Nowadays, Krosoczka is both drawing and writing. He said the two skills are “teammates” in telling stories. In the case for “Hey, Kiddo,” he re-invented his drawing techniques, as the more cheerful styles he incorporated into earlier work would not make sense for more serious, realistic topics.

He researched his childhood, revisiting moments from decades earlier and uncovering items from his past. Letters his mother wrote to Krosoczka ultimately influenced the title of the book, he said. His teenage sketchbooks reflected a teenager in turmoil, Krosoczka acknowledged.

“I’m looking at these sketches and I’m thinking, ‘Wow, this kid is really angry, really frustrated, and dealing with all of his emotions through art,’” he said.

“That’s the tough thing about life. There are difficult truths out there, they are affecting us and we have to acknowledge they are affecting us,” he told the students. “But luckily I had good friends, I had my grandparents, I had art — I had something I could completely bury myself into.”

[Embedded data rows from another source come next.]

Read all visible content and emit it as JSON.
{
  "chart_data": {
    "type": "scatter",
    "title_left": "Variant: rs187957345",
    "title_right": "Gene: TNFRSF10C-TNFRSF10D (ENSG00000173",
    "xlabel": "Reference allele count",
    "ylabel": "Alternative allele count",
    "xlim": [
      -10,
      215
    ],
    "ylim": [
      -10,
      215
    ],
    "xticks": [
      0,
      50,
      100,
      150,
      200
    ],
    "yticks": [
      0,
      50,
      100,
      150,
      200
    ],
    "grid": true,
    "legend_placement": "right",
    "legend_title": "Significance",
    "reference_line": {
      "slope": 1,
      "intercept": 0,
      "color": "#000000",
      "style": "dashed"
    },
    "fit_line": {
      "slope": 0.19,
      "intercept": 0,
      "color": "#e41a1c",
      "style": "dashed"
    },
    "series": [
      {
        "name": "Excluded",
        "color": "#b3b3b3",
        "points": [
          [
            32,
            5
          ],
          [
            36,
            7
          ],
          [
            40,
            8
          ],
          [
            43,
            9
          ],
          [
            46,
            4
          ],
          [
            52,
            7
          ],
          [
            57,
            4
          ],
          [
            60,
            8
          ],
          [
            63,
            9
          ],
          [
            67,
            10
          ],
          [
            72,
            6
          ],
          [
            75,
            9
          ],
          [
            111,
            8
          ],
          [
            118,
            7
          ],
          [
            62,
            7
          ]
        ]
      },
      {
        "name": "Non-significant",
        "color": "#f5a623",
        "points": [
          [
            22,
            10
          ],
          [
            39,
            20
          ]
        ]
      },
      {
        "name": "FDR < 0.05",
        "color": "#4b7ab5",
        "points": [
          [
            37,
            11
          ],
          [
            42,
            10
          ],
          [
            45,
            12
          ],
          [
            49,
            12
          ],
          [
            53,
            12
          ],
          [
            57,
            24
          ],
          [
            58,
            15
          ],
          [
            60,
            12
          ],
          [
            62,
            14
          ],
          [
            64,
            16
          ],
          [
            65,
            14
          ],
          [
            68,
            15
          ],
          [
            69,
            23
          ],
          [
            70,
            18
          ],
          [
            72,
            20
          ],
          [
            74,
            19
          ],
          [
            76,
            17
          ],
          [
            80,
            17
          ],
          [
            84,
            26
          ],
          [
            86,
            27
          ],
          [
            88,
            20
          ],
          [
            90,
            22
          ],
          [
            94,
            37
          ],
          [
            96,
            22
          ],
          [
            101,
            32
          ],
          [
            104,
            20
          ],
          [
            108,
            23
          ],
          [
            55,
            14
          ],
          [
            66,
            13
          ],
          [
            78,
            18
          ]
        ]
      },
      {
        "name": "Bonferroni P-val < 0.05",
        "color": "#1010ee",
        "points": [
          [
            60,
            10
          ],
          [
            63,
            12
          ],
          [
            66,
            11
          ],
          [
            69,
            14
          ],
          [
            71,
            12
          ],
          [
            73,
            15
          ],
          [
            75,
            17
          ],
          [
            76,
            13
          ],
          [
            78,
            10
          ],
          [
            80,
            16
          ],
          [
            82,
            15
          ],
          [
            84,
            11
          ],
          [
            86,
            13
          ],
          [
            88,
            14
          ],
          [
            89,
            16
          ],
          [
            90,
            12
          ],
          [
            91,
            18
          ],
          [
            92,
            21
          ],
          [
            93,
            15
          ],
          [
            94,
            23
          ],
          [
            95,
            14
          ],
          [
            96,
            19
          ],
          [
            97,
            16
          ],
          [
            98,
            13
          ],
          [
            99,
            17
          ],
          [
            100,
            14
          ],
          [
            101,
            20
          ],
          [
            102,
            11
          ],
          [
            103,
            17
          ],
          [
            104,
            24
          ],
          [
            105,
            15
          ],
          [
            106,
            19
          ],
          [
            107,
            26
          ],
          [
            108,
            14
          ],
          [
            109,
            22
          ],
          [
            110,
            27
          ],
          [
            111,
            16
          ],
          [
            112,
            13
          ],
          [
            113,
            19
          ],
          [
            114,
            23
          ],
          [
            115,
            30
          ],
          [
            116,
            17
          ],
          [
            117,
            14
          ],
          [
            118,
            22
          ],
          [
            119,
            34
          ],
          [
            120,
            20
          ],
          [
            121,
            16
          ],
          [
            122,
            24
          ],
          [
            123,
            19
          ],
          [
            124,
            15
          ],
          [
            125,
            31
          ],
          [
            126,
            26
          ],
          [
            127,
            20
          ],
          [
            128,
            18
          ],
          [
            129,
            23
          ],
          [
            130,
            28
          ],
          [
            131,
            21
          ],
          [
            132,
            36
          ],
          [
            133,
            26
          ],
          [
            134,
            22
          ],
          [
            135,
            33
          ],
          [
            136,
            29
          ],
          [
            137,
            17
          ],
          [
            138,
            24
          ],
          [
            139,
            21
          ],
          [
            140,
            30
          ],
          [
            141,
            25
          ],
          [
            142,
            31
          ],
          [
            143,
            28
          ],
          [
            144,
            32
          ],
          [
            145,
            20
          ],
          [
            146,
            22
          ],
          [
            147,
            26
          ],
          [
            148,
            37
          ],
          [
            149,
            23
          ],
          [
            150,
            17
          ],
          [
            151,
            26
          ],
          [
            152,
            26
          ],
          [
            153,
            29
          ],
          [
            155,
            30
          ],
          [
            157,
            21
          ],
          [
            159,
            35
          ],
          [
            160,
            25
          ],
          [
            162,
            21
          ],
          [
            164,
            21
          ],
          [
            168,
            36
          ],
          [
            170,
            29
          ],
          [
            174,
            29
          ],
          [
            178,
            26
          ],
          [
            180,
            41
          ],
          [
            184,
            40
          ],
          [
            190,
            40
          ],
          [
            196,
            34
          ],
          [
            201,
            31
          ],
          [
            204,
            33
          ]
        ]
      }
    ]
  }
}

Kimball Middle School was fortunate to bring in Krosoczka, as a more-publicized visit at Gail Borden Public Library occurred only a couple hours later. School librarian Marie Gatz said author visits are rare at the school.

“We need to reach out to the kids,” Gatz said. “We need to let them know they are not alone. And we need to let them know they can make something of themselves,” like Krosoczka did despite his childhood, she added.

She noted the relevance of the topic of heroin addiction as communities nationwide grapple with an opioid epidemic.

“Children are the invisible victims of this epidemic,” Krosoczka said.